The tax has been described as onerous and blamed for hurting investors by destroying their sources of income, particularly important for retirees. The tax has been blamed for the sell-off of public companies into the hands of private equity as well as the sell-off of Canadian based businesses into foreign hands. More than two dozen income trusts have either been sold or have engaged in an exploration of sales opportunities.

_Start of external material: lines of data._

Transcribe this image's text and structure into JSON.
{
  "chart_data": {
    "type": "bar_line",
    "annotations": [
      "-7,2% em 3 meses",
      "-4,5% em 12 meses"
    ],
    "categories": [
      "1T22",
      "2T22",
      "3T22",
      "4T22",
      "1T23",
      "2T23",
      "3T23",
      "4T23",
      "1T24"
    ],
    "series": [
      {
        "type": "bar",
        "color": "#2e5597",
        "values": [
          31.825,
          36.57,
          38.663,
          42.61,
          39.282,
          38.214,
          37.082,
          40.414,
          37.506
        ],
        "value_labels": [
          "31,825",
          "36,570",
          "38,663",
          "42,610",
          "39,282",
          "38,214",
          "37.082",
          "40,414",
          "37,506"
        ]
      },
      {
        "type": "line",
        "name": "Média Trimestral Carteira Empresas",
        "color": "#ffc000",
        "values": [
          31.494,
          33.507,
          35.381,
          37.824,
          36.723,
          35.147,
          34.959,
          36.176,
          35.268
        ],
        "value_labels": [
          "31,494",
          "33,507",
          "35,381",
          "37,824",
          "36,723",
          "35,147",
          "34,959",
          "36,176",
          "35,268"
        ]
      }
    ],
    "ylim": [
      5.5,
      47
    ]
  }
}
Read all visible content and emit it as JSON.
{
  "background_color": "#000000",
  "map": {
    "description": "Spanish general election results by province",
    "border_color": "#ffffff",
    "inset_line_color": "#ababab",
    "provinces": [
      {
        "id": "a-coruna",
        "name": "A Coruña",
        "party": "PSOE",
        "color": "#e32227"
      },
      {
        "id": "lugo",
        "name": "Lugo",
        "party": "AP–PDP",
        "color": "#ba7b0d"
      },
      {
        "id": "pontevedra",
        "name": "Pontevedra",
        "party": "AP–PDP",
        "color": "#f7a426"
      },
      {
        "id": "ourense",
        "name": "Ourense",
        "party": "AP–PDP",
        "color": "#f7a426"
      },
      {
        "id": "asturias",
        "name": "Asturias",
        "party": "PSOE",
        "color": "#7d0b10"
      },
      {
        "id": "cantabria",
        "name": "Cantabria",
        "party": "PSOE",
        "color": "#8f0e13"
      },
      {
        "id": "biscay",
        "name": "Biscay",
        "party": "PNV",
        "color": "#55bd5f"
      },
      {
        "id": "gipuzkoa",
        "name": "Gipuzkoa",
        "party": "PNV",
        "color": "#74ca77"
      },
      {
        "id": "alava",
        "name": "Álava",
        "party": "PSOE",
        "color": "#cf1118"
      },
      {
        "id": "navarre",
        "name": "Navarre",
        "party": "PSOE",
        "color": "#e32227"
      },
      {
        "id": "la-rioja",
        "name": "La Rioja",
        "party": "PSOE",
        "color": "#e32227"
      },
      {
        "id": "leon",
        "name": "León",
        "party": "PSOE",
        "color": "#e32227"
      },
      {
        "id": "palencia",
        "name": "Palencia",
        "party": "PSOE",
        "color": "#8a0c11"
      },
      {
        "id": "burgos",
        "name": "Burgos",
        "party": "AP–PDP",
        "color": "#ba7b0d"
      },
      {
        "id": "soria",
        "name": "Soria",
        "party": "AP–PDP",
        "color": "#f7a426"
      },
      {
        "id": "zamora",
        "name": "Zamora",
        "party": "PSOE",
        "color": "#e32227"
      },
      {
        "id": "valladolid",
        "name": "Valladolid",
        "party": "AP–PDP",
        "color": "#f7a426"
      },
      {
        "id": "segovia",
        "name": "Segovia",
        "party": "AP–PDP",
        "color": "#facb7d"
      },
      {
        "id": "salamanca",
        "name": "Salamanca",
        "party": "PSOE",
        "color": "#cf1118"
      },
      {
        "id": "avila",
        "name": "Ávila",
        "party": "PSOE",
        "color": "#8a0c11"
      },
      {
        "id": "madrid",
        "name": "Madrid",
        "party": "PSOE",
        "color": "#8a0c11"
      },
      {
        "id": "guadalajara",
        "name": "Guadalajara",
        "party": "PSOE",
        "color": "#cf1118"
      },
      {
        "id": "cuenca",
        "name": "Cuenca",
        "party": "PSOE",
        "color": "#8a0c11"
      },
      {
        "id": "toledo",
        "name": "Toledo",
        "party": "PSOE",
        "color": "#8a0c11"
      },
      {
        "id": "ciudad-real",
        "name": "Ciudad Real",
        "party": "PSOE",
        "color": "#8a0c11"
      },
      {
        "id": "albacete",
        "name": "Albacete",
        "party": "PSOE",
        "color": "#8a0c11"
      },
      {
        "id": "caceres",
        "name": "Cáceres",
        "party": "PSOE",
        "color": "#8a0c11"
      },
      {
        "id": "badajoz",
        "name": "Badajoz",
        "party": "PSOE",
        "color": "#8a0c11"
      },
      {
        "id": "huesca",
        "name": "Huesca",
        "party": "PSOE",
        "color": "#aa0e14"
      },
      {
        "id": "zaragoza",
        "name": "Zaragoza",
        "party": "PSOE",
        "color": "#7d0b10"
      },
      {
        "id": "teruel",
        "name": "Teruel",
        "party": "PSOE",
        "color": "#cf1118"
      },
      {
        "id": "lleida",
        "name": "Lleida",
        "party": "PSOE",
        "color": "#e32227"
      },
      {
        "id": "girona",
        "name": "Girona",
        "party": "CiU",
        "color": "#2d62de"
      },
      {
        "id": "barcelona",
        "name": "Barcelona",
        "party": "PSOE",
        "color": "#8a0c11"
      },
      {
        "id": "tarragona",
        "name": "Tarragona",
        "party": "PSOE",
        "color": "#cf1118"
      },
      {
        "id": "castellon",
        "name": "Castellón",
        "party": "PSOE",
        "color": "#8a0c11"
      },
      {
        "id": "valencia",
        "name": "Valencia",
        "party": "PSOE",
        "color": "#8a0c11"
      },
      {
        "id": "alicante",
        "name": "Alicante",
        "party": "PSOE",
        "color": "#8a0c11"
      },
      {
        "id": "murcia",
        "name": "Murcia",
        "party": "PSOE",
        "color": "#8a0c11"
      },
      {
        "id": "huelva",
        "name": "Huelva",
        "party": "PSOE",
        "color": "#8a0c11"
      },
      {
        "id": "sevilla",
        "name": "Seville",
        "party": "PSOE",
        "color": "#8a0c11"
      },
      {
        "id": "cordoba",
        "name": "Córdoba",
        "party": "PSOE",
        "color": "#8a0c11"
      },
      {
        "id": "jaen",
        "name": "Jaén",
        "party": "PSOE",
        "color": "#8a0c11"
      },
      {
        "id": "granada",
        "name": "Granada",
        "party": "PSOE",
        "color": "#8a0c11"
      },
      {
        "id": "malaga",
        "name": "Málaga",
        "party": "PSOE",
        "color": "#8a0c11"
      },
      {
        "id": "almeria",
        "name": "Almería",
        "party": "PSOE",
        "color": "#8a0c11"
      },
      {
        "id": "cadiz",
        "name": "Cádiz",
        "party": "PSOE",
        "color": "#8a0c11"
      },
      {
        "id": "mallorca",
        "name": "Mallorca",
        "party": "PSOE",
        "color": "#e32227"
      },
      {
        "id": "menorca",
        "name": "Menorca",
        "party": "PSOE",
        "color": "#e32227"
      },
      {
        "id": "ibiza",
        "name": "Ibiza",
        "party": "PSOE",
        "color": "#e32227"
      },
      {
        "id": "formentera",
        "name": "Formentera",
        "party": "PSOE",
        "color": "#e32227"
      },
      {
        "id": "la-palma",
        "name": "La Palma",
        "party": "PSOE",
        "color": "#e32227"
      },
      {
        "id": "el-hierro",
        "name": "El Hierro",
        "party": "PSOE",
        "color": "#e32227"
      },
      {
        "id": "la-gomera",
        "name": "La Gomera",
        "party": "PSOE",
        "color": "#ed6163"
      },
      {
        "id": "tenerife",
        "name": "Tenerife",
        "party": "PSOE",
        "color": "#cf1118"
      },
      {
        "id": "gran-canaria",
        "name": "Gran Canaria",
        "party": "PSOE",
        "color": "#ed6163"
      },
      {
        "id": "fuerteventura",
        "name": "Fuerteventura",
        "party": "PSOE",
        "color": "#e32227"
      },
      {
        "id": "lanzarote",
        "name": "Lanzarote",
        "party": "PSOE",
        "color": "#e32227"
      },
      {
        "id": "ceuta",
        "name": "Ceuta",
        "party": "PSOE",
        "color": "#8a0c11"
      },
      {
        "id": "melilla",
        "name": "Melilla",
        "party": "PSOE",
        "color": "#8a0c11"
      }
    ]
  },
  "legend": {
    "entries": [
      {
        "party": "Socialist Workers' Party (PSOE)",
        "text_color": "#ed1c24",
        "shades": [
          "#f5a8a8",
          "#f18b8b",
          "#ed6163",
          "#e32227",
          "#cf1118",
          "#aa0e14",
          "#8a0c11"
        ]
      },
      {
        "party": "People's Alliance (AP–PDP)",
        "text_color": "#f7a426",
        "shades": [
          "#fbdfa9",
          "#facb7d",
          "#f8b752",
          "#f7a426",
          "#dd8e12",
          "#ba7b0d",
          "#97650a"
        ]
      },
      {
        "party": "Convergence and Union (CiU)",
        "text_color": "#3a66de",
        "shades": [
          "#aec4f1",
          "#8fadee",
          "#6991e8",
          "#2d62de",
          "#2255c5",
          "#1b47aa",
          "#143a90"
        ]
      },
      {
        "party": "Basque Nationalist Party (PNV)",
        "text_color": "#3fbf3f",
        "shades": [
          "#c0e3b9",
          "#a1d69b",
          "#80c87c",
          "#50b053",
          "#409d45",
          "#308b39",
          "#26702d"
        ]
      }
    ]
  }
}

Passage of C-52 is marked in time by the nearly simultaneous announcement that 182-year-old ED Smith, the jam maker in Ontario had been sold to an American pickle maker. Bruce Smith, the company CFO is quoted by John Partridge in the Globe & Mail, as saying, “I would say it’s highly unlikely this process would have taken place without the change in the legislation. It created challenges for us to raise capital and was one of the leading reasons we got into this strategic review process.”
The Minister of Finance, Jim Flaherty, has repeatedly denied that he or his government should take blame for the perceived negative consequences of their legislation.
Meantime, some Ottawa insiders report that further market-controlling legislation may be in the works to clamp down on foreign sell-offs. However, that is not saying much. As the trust tax news announcement came as such a surprise with such devastating effects on market prices, market participants are living in “disaster mode” so that nothing can really be a surprise.
iTrust Institute is studying the key features, perceived potential & benefits of income trusts starting from the premise that:
Equities managed and structured like income trusts to flow net gains through to owners by way of frequent and regular distributions of cash can offer superior rates of overall return, support market growth, enhance economic productivity and contribute to growth of the tax base with less risk than other equities given honest managers and a fully competitive market supported by open communications.
We will test this notion and explore related questions.